ERA la última tarde del año y había oscurecido demasiado pronto. Nubes negras habían entenebrecido el cielo, y una tempestad de nieve azotaba desde hacía horas el Parque Muerto.

En el interior de Villa Pesadilla no se movía nada, excepto el tembloroso resplandor del fuego que ardía con llamas verdes en la chimenea abierta y sumergía el laboratorio mágico en una luz espectral.

El reloj de péndulo que había sobre la cornisa de la chimenea puso en marcha sus engranajes rechinando. Se trataba de una especie de reloj de cuco, pero su ingenioso mecanismo representaba un pulgar dolorido sobre el que descargaba sus golpes un martillo.

—¡Ay! ¡Ay! ¡Ay! ¡Ay! ¡Ay! —gritó.

Así pues, eran las cinco.

De ordinario, Belcebú Sarcasmo, Consejero Secreto de Magia, se ponía de buen humor cuando lo oía dar las horas. Pero aquella tarde de San Silvestre le echó una mirada más bien pesarosa. Le hizo un gesto de rechazo con un leve movimiento de la mano y se dejó envolver por el humo de su pipa. Con el ceño fruncido, se sumió en sus cavilaciones. Sabía que le esperaba algo muy desagradable y que le iba a llegar muy pronto, a medianoche lo más tarde, al cambiar el año.

El mago estaba sentado en una cómoda butaca de orejas que un vampiro muy dotado para la artesanía había hecho personalmente, muchos años antes, con tablas de ataúdes. Los cojines estaban confeccionados con pieles de ogro que, por el paso del tiempo, se hallaban ya un poco raídas. Este mueble era una herencia familiar y Sarcasmo lo tenía en gran estima, pese a que, por lo demás, era de ideas más bien progresistas y estaba al día, cuando menos en lo que se refería a su actividad profesional.

La pipa en que fumaba representaba una calavera cuyos ojos, de cristal verde, se encendían con cada chupada.

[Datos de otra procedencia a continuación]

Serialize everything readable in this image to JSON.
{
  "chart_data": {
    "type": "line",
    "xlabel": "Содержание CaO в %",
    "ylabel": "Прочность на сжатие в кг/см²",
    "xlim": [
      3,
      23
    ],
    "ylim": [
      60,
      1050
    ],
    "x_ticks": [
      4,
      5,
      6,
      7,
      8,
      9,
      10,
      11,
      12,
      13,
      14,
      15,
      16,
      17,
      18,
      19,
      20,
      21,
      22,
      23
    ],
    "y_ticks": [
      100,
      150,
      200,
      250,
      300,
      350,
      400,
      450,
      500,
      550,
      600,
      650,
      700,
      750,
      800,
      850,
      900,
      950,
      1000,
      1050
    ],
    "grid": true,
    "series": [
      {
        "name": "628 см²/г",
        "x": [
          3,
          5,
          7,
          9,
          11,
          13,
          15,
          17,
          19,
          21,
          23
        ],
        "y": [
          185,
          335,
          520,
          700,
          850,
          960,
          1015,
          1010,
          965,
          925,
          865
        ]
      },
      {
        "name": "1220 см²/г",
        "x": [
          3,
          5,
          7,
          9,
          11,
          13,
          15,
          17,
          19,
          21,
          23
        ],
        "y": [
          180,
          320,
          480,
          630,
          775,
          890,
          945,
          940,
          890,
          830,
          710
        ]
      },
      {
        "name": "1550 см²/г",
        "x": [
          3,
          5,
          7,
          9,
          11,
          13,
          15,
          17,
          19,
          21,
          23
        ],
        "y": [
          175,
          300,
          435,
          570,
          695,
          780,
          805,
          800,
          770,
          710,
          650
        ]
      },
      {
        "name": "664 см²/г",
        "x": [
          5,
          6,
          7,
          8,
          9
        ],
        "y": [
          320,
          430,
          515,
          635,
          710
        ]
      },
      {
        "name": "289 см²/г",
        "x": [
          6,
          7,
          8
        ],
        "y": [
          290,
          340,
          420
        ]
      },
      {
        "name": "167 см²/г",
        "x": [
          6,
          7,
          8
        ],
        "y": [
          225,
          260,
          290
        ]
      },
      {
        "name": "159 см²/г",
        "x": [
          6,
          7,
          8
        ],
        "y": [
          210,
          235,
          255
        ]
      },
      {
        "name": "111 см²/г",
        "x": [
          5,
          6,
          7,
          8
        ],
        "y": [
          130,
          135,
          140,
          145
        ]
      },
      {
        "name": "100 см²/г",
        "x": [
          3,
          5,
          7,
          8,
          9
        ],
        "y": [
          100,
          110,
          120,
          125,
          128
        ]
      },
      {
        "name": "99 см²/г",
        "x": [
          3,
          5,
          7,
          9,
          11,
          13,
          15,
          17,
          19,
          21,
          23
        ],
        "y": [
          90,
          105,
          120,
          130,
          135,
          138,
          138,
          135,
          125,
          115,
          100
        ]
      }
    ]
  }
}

Las nubes de humo formaban en el aire figuras extrañas de los más diversos tipos: cifras y fórmulas, serpientes enroscándose, murciélagos y, sobre todo, signos de interrogación.

Belcebú Sarcasmo suspiró profundamente, se levantó y comenzó a ir y venir dentro de su laboratorio. Le iban a pedir cuentas, de eso estaba seguro. Pero ¿con quién tendría que habérselas? ¿Y qué podía aducir en su defensa?

Y, sobre todo, ¿aceptarían sus motivos? Su alta y esquelética figura se hallaba cubierta con una bata plisada de seda verde cardenillo (éste era el color preferido del Consejero Secreto de Magia). Su cabeza, pequeña y calva, parecía apergaminada, como una manzana rugosa. Sobre su nariz aguileña se asentaban unas gafas enormes de armadura negra y con unos cristales, fulgurantes y gruesos como lupas, que agrandaban sus ojos de forma poco natural. Las orejas le colgaban de la cabeza como el asa del cubo. Tenía la boca tan estrecha como si se la hubieran abierto en la cara con una navaja de afeitar. En resumidas cuentas, no era precisamente un tipo en el que se puede confiar a primera vista. Pero eso no le preocupaba lo más mínimo a Sarcasmo. Nunca había sido un personaje muy sociable. Prefería no darse a ver y actuar en secreto.